Don Kenny, the American exponent of kyogen, translator of the repertoire, and a fellow student with Yuriko Doi under Mansaku Nomura, has described kyogen training as proceeding more or less all at once, speaking, singing and acting rather than breaking down the components. This training proceeds with learning the particular walk used in kyogen which is slightly different than in classical noh, but achieved only with endless practice.
Out of a series of four, March 17 saw two divergent offerings, The Persimmon Mt. Priest, Kaki Yamabushi, and The Headwaters, Kawakami, with Yuriko Doi. The selections mirrored the raucous and the delicacy possible within kyogen style
One can’t exactly blame a thirsty monk for substituting a kaki for water. It’s just that he goes a little overboard, as who wouldn’t with delicious kaki, its shape memorialized in a famous Zen painting – no gooey hachiyas here. The farmer finds him and no amount of accrued power assists the priest.

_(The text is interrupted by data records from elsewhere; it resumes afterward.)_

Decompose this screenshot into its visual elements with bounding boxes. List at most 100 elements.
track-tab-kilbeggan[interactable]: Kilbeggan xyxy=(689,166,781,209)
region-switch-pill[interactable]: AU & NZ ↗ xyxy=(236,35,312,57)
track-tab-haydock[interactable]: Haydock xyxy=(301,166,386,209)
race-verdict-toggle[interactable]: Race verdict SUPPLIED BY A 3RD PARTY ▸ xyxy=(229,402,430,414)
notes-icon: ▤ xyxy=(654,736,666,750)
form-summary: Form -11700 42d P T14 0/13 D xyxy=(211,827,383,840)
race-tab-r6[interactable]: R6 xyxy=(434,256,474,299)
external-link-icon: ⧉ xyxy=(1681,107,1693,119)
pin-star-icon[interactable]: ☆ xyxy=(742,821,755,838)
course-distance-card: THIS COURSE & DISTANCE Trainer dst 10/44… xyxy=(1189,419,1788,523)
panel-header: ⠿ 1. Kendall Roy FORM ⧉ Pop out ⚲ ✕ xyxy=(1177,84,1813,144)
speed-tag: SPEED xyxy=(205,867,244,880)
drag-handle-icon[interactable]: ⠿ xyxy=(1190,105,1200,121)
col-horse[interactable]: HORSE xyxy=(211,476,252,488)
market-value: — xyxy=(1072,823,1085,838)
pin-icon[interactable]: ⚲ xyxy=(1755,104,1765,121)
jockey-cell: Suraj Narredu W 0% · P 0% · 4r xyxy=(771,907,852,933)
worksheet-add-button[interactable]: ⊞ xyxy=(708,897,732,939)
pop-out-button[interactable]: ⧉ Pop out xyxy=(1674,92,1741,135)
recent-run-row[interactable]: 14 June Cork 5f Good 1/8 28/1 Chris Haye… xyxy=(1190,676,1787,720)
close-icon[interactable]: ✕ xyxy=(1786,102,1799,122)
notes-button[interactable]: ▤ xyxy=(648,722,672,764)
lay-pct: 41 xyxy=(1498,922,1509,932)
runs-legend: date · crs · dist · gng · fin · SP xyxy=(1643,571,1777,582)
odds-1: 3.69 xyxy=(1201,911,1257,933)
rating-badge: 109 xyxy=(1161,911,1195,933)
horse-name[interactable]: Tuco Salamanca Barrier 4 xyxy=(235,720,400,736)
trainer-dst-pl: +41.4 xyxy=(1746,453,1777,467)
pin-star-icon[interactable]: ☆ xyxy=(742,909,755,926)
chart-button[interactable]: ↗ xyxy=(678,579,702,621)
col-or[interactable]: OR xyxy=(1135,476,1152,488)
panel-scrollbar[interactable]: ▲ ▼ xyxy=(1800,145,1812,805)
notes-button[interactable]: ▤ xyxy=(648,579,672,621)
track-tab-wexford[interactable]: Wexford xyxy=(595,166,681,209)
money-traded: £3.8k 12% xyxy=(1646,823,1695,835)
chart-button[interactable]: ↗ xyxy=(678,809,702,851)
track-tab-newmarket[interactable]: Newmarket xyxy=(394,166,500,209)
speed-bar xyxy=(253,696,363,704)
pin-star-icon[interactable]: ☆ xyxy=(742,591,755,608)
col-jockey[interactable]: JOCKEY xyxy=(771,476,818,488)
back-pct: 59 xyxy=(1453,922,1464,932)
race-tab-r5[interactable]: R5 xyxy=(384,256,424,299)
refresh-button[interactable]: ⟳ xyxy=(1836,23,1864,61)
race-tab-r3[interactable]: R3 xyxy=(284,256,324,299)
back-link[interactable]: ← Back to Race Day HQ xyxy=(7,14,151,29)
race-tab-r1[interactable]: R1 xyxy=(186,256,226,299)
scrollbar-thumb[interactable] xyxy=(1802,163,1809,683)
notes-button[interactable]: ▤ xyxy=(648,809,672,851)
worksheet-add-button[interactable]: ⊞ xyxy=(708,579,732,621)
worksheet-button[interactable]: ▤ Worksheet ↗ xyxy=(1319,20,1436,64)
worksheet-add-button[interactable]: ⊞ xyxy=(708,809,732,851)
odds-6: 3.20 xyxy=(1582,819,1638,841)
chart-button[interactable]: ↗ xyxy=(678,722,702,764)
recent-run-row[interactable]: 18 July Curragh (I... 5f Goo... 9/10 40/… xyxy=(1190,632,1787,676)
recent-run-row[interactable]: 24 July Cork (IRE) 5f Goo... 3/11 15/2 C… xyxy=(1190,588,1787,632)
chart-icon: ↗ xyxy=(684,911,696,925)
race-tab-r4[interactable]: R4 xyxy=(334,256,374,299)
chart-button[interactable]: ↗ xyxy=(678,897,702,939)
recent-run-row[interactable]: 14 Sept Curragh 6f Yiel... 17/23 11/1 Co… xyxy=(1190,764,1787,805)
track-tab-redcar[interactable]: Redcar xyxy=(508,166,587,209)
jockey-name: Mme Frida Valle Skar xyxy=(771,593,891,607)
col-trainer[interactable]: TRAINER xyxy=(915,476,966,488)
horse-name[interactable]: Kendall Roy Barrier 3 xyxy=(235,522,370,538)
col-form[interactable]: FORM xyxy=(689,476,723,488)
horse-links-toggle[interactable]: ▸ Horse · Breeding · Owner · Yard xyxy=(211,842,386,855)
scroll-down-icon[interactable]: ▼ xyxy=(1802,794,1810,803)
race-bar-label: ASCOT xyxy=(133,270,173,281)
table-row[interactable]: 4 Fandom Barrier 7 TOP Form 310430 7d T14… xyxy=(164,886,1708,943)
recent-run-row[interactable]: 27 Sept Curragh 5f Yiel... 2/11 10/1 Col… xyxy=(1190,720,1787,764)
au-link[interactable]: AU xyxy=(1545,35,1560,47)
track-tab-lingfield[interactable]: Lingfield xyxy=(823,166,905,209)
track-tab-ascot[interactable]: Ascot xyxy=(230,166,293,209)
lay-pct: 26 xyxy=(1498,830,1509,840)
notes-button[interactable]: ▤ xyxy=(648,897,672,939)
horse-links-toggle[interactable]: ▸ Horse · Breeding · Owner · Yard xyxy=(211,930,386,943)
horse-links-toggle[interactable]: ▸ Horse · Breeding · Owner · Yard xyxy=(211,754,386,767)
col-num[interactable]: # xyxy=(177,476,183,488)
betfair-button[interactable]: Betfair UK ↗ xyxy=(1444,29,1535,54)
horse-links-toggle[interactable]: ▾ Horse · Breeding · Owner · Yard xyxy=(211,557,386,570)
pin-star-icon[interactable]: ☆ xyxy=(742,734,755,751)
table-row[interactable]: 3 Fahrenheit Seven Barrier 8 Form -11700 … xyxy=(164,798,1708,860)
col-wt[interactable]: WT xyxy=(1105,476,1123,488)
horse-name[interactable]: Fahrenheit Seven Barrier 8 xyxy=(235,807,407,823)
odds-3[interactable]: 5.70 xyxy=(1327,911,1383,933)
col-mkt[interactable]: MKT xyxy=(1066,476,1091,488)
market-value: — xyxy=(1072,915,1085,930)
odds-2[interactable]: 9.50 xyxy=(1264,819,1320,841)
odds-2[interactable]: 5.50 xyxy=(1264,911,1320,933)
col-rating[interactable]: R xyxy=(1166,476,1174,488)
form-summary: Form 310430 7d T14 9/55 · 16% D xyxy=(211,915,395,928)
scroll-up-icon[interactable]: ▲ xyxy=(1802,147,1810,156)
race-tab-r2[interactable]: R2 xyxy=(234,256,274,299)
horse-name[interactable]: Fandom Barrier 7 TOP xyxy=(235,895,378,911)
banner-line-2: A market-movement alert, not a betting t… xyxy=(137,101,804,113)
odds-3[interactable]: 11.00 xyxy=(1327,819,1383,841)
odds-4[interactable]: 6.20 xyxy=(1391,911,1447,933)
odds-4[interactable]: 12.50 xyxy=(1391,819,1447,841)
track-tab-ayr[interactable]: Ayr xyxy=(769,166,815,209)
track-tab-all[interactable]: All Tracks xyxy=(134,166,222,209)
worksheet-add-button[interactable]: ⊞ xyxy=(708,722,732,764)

Kawakami is as elegaic as Kaki Yamabushi is robust. A signal lesson in the price one pays for getting what one wants, a blind man travels to a shrine of Jizo to try to gain his sight. In a dream he is told he will have his desire if he divorces his wife. Returning home, he experiences his sight, but his wife in unwilling to grant him the condition made in his dream, telling him the gods would not be so unkind as to deprive him of the miracle. Convinced and following her, the brief excursion into sight is taken from him, placing him once again in the care of his wife.
Yuriko Doi’s portrait seemed one with Tokugawa era folk life depictions, her face delicately mirroring the emotions of the blind, a recipient of a miracle, the yielding to the deep relationship between husband and wife.
Other program participants were: Sheila Berotti; Sheila Devitt; Alexander Lydon; Karen Merek; Jubilith Moore.
Chiroi Miyagawa’s The Lingering Life is scheduled June 5-14 at Z Space, “a distinctly contemporary Western pay with the intensity of nine classical Japanese Noh dramas at its root.”
Given the careful training and nurturing by Theatre of Yugen, of the Japanese classical tradition, June should be anticipated with excitement.